In Whitefish, a community where the demand for housing has been front of mind for a long time, Alberto Valner is currently developing the Alpine 93/40 project. It’s a mixed-use development on the city’s south end that will combine 15,000 square feet of commercial space with 210 one- and two-bedroom apartments.
“These are not Airbnb, these are not luxury apartments,” Valner said. “These are what we call truly workforce housing units.”
In the development, 10% of the units will be deed-restricted to serve people with lower incomes.
Valner says developers initially looked at the site near the intersection of two main highways for strictly commercial activity, but the idea evolved to make retail a small part of a primarily residential project.
Alpine 93/40 is the type of project that will be encouraged through Senate Bill 245, sponsored by Sen. Daniel Zolnikov, R-Billings. The law requires municipalities designated as urban areas that have more than 5,000 residents to allow mixed-use developments and multiple-unit dwellings as a permitted use in areas zoned for commercial use.
Valner says Alpine 93/40 was already in the works before SB 245 was introduced – and he actually didn’t know about the bill until after it passed the Legislature. However, he said he does believe it helped the project as it’s been making its way through the approval process.
“The reality is that SB 245 without a doubt, I believe, facilitated our approvals,” he said.
Valner says they’ve been working very cooperatively with the city of Whitefish throughout the process, and, in fact, they agreed to a voluntary development agreement that he said would put them under many of the same requirements they would have had if they had gone through a planned unit development process.

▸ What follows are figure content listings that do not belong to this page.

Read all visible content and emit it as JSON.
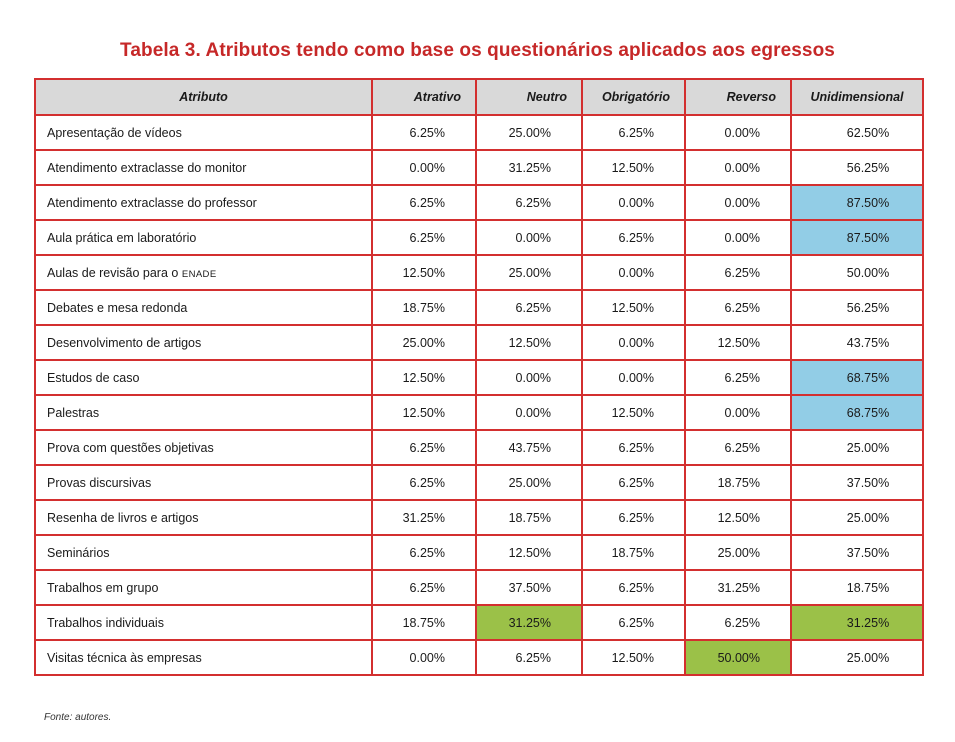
{
  "title": "Tabela 3. Atributos tendo como base os questionários aplicados aos egressos",
  "headers": [
    "Atributo",
    "Atrativo",
    "Neutro",
    "Obrigatório",
    "Reverso",
    "Unidimensional"
  ],
  "highlight_colors": {
    "blue": "#92cde6",
    "green": "#9bc148",
    "border": "#d32f2f",
    "title": "#c62828"
  },
  "rows": [
    {
      "attr": "Apresentação de vídeos",
      "values": [
        "6.25%",
        "25.00%",
        "6.25%",
        "0.00%",
        "62.50%"
      ],
      "hl": [
        "",
        "",
        "",
        "",
        ""
      ]
    },
    {
      "attr": "Atendimento extraclasse do monitor",
      "values": [
        "0.00%",
        "31.25%",
        "12.50%",
        "0.00%",
        "56.25%"
      ],
      "hl": [
        "",
        "",
        "",
        "",
        ""
      ]
    },
    {
      "attr": "Atendimento extraclasse do professor",
      "values": [
        "6.25%",
        "6.25%",
        "0.00%",
        "0.00%",
        "87.50%"
      ],
      "hl": [
        "",
        "",
        "",
        "",
        "blue"
      ]
    },
    {
      "attr": "Aula prática em laboratório",
      "values": [
        "6.25%",
        "0.00%",
        "6.25%",
        "0.00%",
        "87.50%"
      ],
      "hl": [
        "",
        "",
        "",
        "",
        "blue"
      ]
    },
    {
      "attr": "Aulas de revisão para o",
      "attr_sc": "ENADE",
      "values": [
        "12.50%",
        "25.00%",
        "0.00%",
        "6.25%",
        "50.00%"
      ],
      "hl": [
        "",
        "",
        "",
        "",
        ""
      ]
    },
    {
      "attr": "Debates e mesa redonda",
      "values": [
        "18.75%",
        "6.25%",
        "12.50%",
        "6.25%",
        "56.25%"
      ],
      "hl": [
        "",
        "",
        "",
        "",
        ""
      ]
    },
    {
      "attr": "Desenvolvimento de artigos",
      "values": [
        "25.00%",
        "12.50%",
        "0.00%",
        "12.50%",
        "43.75%"
      ],
      "hl": [
        "",
        "",
        "",
        "",
        ""
      ]
    },
    {
      "attr": "Estudos de caso",
      "values": [
        "12.50%",
        "0.00%",
        "0.00%",
        "6.25%",
        "68.75%"
      ],
      "hl": [
        "",
        "",
        "",
        "",
        "blue"
      ]
    },
    {
      "attr": "Palestras",
      "values": [
        "12.50%",
        "0.00%",
        "12.50%",
        "0.00%",
        "68.75%"
      ],
      "hl": [
        "",
        "",
        "",
        "",
        "blue"
      ]
    },
    {
      "attr": "Prova com questões objetivas",
      "values": [
        "6.25%",
        "43.75%",
        "6.25%",
        "6.25%",
        "25.00%"
      ],
      "hl": [
        "",
        "",
        "",
        "",
        ""
      ]
    },
    {
      "attr": "Provas discursivas",
      "values": [
        "6.25%",
        "25.00%",
        "6.25%",
        "18.75%",
        "37.50%"
      ],
      "hl": [
        "",
        "",
        "",
        "",
        ""
      ]
    },
    {
      "attr": "Resenha de livros e artigos",
      "values": [
        "31.25%",
        "18.75%",
        "6.25%",
        "12.50%",
        "25.00%"
      ],
      "hl": [
        "",
        "",
        "",
        "",
        ""
      ]
    },
    {
      "attr": "Seminários",
      "values": [
        "6.25%",
        "12.50%",
        "18.75%",
        "25.00%",
        "37.50%"
      ],
      "hl": [
        "",
        "",
        "",
        "",
        ""
      ]
    },
    {
      "attr": "Trabalhos em grupo",
      "values": [
        "6.25%",
        "37.50%",
        "6.25%",
        "31.25%",
        "18.75%"
      ],
      "hl": [
        "",
        "",
        "",
        "",
        ""
      ]
    },
    {
      "attr": "Trabalhos individuais",
      "values": [
        "18.75%",
        "31.25%",
        "6.25%",
        "6.25%",
        "31.25%"
      ],
      "hl": [
        "",
        "green",
        "",
        "",
        "green"
      ]
    },
    {
      "attr": "Visitas técnica às empresas",
      "values": [
        "0.00%",
        "6.25%",
        "12.50%",
        "50.00%",
        "25.00%"
      ],
      "hl": [
        "",
        "",
        "",
        "green",
        ""
      ]
    }
  ],
  "footer": "Fonte: autores."
}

“I do not know what would have happened if SB 245 had not been in place,” he said. “Would we have gotten all of our approvals – I’m not going to say it was easy, but with the same ease as we did? I don’t believe so. I think we would have had even more restrictions put in place. I think that there were definitely advantages from having SB 245 pass. But again, I want to reiterate, we did not use it as a tool to go against the city in our case.”
Valner says it’s clear housing development in the Flathead Valley hasn’t kept up with demand for years, and their goal is that Alpine 93/40 provide housing that is attainable and affordable – so people aren’t fully priced out of communities like Whitefish.
“That’s something that we all as members of our community should not allow, because it’s not in the best interest of the fabric of any community to be a community that only has a certain segment of the population,” he said.
Smith said new housing development alone wouldn’t fully address the rise in Montana home prices, but he believes it will at least help bring the inventory closer to the demand. He said building housing in more than one price segment could also help people upgrade and downgrade based on their changing needs.
“Do I think development is going to produce a decrease in prices? No,” he said. “But do I think it could level off some of our prices in our community? I really do.”
Gianforte’s housing task force is opening the next phase of its work going into next year. Their focus is going to be on looking at specific development proposals around the state, to try to get a better understanding of what makes some projects a success, while others face obstacles.